My name is Dana S., and I am a 1989 graduate of West Valley High School. I felt compelled to write this letter to you after learning about the recent suicides committed by GLBTQ students in this country and after having discovered the Write Your Principal action group.
The GLBTQ students I'm referring to include Tyler Clementi, Justin Aaberg, Seth Walsh, Raymond Chase and Billy Lucas; all of which took their own lives as a result of being bullied and ridiculed by their peers. The idea that they couldn't live happy, peaceful and productive lives because of the hate and intolerance they were subjected as a result of their sexual orientation is of great concern to me.
Consider these facts:
· According to a 2005 National School Climate Survey by the Gay, Lesbian, and Straight Education Network, bullying around issues of sexual orientation, non-conforming gender behaviors and dress was the most common form of bullying, second only to issues of appearance (e.g. body size and disability).
· Gay, lesbian, bisexual, transgender, and queer students hear antigay slurs about 26 times a day, or every 14 minutes. (National Mental Health Association, 2002)
· Nearly 20% of teens surveyed by GLSEN in 2005 report hearing homophobic remarks from school staff
· For every lesbian, gay and bisexual youth who is bullied, four straight students who are perceived to be gay or lesbian are bullied.

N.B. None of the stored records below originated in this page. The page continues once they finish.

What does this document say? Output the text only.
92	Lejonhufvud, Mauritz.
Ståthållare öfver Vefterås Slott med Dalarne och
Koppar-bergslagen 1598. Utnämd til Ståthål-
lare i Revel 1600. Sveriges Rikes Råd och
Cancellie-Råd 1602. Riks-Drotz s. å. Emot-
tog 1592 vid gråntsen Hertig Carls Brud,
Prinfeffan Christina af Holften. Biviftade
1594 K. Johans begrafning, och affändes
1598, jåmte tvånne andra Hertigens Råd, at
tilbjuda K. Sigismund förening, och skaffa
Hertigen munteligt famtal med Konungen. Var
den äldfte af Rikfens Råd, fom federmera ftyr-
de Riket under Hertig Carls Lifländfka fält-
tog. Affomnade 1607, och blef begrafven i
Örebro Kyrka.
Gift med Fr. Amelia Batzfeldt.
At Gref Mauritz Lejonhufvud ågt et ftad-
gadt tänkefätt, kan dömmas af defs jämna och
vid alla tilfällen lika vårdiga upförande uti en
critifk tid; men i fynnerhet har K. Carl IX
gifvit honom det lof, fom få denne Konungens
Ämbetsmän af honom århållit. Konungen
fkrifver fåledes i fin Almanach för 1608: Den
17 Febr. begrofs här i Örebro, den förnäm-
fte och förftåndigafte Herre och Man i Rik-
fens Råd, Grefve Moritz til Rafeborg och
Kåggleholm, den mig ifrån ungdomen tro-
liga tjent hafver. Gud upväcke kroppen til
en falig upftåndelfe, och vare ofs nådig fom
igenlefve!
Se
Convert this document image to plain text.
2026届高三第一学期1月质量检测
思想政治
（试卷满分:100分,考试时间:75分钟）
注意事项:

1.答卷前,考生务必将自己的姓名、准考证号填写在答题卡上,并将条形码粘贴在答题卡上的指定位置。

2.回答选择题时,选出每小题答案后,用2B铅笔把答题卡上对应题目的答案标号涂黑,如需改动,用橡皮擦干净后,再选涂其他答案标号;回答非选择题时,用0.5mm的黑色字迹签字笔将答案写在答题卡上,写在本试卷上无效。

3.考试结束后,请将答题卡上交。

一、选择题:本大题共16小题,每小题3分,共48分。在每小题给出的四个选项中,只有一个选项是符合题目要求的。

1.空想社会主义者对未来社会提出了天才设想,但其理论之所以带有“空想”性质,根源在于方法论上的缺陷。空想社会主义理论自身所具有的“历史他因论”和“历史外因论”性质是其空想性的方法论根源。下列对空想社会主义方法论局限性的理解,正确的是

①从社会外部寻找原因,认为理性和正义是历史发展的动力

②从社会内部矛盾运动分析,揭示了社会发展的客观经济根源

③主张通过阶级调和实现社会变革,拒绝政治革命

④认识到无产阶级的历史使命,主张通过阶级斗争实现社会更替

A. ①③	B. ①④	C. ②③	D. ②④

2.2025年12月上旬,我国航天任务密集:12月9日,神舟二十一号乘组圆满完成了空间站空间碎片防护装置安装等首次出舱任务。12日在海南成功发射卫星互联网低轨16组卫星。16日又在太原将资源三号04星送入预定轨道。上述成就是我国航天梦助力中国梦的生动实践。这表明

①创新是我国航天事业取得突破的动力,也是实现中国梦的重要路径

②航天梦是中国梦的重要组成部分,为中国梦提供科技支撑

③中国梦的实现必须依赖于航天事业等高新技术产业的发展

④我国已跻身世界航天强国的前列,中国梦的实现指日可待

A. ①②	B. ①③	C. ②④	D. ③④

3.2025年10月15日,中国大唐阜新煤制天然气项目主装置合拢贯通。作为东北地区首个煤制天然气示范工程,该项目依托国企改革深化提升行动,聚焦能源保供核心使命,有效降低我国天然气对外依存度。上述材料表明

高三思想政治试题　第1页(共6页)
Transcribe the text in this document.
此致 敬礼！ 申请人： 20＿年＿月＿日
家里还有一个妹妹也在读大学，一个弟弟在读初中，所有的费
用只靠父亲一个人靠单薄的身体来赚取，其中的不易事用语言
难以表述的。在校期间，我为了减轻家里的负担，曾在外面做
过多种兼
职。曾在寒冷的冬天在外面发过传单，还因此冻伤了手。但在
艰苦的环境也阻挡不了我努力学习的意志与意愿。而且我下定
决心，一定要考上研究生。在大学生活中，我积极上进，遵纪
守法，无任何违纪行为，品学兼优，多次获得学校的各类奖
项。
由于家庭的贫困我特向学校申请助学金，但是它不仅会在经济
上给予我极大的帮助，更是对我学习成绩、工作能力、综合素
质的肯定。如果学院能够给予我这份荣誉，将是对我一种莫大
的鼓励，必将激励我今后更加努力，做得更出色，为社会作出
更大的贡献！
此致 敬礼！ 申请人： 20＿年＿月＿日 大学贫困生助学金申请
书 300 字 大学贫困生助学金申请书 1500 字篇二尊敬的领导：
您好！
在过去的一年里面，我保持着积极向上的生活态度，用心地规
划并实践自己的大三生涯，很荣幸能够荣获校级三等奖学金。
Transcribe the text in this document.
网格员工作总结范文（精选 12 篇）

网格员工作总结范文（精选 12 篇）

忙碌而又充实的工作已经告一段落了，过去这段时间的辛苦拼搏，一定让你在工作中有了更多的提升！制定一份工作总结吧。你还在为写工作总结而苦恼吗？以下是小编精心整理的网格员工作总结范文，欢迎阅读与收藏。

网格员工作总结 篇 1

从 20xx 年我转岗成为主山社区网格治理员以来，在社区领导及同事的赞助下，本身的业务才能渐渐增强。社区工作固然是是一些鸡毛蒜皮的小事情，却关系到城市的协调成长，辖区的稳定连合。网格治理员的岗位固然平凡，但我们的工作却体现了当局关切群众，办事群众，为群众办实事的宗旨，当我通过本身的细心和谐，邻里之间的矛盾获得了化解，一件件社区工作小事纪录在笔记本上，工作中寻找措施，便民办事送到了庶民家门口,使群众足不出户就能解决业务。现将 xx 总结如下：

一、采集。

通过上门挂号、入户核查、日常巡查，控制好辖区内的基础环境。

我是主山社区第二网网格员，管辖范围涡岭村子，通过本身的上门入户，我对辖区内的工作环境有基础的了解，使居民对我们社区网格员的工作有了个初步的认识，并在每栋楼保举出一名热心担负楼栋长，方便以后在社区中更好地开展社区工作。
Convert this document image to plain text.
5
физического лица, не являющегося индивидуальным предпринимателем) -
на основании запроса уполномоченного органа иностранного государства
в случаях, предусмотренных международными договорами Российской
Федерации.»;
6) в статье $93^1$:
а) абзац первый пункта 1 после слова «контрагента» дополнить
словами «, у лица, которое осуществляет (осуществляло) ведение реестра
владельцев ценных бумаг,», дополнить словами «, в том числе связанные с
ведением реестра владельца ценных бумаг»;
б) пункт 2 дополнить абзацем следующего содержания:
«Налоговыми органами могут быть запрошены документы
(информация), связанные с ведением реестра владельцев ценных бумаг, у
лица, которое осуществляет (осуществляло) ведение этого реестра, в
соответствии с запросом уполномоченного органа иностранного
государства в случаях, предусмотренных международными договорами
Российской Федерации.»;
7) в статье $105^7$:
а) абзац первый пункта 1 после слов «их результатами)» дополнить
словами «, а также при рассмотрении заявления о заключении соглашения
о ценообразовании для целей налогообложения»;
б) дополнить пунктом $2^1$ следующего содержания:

· LGBTQ teens are more than twice as likely as their heterosexual peers to be depressed and think about or attempt suicide.
· Among students who identified themselves as LGBTQ, 90 percent had been bullied in the past year. Of these, 66 percent had been verbally abused, 16 percent physically harassed, and 8 percent had been assaulted; LGBTQ students reported feeling unsafe at school three times more often than non-LGBTQ students. (2005 Harris Interactive and GLSEN poll)
I want my ten-year-old daughter to live in a world where one's sexual orientation doesn't result in these behaviors. I teach my daughter every day to embrace BOTH the commonalities and differences in those around her. She is beautiful, intelligent and kind and I can only hope that the schools she attends build on the principles I instill in her at home.
With that said, I have the following questions:
· Does WVHS currently have sexual orientation and gender identity policies on discrimination and harassment? If so, does it clarify in the anti-bullying policies that teasing and exclusion based on sexual orientation is prohibited?
· Are ALL youth-serving organizations training staff and volunteers on effective bullying prevention methods and intervention?
· Is there age-appropriate instruction on sexual orientation in health and sexuality curricula?
· Are concerns about bullying or harassment ofLGBTQ students being addressed and openly discussed?
Avoidance of the subject by parents and other adults may convey an attitude of indifference, or worse, an unspoken acceptance of the harassment experienced by LGBTQ students.
In closing, I truly hope that my former high school propagates acceptance of LGBTQ students and that I can say, with absolute certainty, to my family, as well as my LBGTQ and non-LBGTQ friends that West Valley High School, Home of the Rams, is a safe place to learn.
Thank you for your time and consideration.